Renouant avec une habitude des présidents français, François Hollande a opéré cette semaine un revirement en faveur d'une franche politique d'austérité six mois après son élection, à la grande satisfaction de l'Union européenne mais pas de sa majorité.
Comme Jacques Chirac en 1995, ou son propre modèle François Mitterrand en 1983 deux ans après sa victoire, François Hollande et son Premier ministre Jean-Marc Ayrault ont clairement pris le tournant de la rigueur avec des hausses d'impôts et des baisse des dépenses.
Pour son premier quinquennat, le président socialiste veut redonner à la France sa "souveraineté" en s'attaquant aux maux endémiques du pays: déficits, croissance molle voire menace de récession, chômage, manque de performance des entreprises.
Salué par l'Union européenne, l'Allemagne, le patronat français et l'agence de notation Standard and Poor's, son "pacte de compétitivité" contredit l'engagement du candidat Hollande de ne pas augmenter la taxe sur la consommation (TVA), principale source de recettes fiscales pour l'Etat (131,88 milliards d'euros en 2011 sur un total de 254,96 milliards, soit 51,72%).

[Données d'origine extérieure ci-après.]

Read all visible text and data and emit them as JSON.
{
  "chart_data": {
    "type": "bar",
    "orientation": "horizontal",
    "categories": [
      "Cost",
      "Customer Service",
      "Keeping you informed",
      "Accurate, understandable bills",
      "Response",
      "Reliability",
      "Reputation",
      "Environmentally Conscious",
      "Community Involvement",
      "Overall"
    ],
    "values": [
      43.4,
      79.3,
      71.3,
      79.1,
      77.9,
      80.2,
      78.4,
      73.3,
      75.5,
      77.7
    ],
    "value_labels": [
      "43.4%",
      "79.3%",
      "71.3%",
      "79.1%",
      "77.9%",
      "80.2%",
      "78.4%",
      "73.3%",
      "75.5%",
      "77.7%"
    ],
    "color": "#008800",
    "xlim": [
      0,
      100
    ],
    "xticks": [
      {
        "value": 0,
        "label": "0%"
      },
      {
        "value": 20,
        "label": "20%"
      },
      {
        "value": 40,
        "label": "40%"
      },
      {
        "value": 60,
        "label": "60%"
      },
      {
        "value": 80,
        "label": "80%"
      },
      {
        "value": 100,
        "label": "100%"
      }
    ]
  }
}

En arrivant au pouvoir, ce même exécutif avait supprimé une précédente hausse de la TVA votée par la majorité de Nicolas Sarkozy.
"Avec Sarkozy, le taux normal passait de 19,6% à 21,2%, au lieu de 20% dans notre dispositif", s'est justifié François Hollande dans des propos rapportés par l'hebdomadaire Marianne.
"Cela dit, s'il y a sur ce point une inflexion, je l'assume. Le recul accéléré de notre potentiel industriel, la faiblesse de la croissance appelaient des mesures énergiques", a ajouté le successeur de Nicolas Sarkozy.
Alors que sa popularité est en chute libre (cote de confiance sous les 40%, perte de 20 points depuis son élection), le chef de l'Etat donnera sa première grande conférence de presse semestrielle mardi: "Parce que les Français sont extrêmement stressés et qu'ils ont besoin d'un interlocuteur direct", déclare-t-il, selon Marianne. "Voyez les Italiens: les mesures de rigueur qu'ils subissent sont infiniment plus lourdes (qu'en France); et pourtant ils ont meilleur moral".
"Une révolution copernicienne"
Le pacte est "une véritable révolution copernicienne pour la gauche", s'est enthousiasmé le ministre de l'Economie Pierre Moscovici, ex-proche de Dominique Strauss-Kahn, qui y voit la "troisième pierre" à l'édifice de la nouvelle politique socialiste, après le "sérieux budgétaire" et la "relance de la construction européenne".
Dans un pays où, selon les experts, les réticences de la gauche face à l'entreprise sont encore fortes, cette "révolution" tourne un peu la tête à la majorité socialiste et surtout à ses partenaires d'Europe Ecologie - Les Verts (EELV, deux ministres au gouvernement sur 38).
Les écologistes n'apprécient pas la rigueur, et encore moins le fait que la fiscalité écologique soit renvoyée à 2016.
"Nous nous posons la question de savoir ce que nous faisons au sein du gouvernement", a lancé le sénateur EELV Jean-Vincent Placé, suscitant l'émoi de sa formation qui parle de "propos personnels".
Mais même le président Hollande juge "possible" leur départ du gouvernement et de la majorité. "Je ne le souhaite pas. J'ai été élu avec une marge assez faible, 51,6%. Il est vrai qu'Obama lui-même...", ajoute le président dans Marianne.
A l'Assemblée, les socialistes et leurs alliés divers gauche sont majoritaires (314 sièges sur 577) même sans les 17 députés EELV.
Sans ministre au gouvernement, la coalition du Front de gauche (FG) où dominent les communistes s'est déjà désolidarisée entièrement de l'exécutif et sa majorité, provoquant au Sénat à une semaine d'intervalle le rejet de deux textes, en votant contre, avec l'opposition de droite.
Le pacte de compétitivité suscite aussi un malaise parmi les députés socialistes qui "sont tombés de l'arbre" sous le coup de la hausse de la TVA, selon l'un d'eux.
Contrairement à Pierre Moscovici, ils estiment que le coût du travail n'est pas le problème prioritaire en France. Ils demanderont des "contreparties" au pacte de compétitivité lors de son examen au Parlement en janvier 2013, pour "éviter que l'on fasse des chèques cadeaux à des entreprises qui licencient ou qui distribuent l'essentiel de leurs profits en dividendes", selon l'un d'entre eux.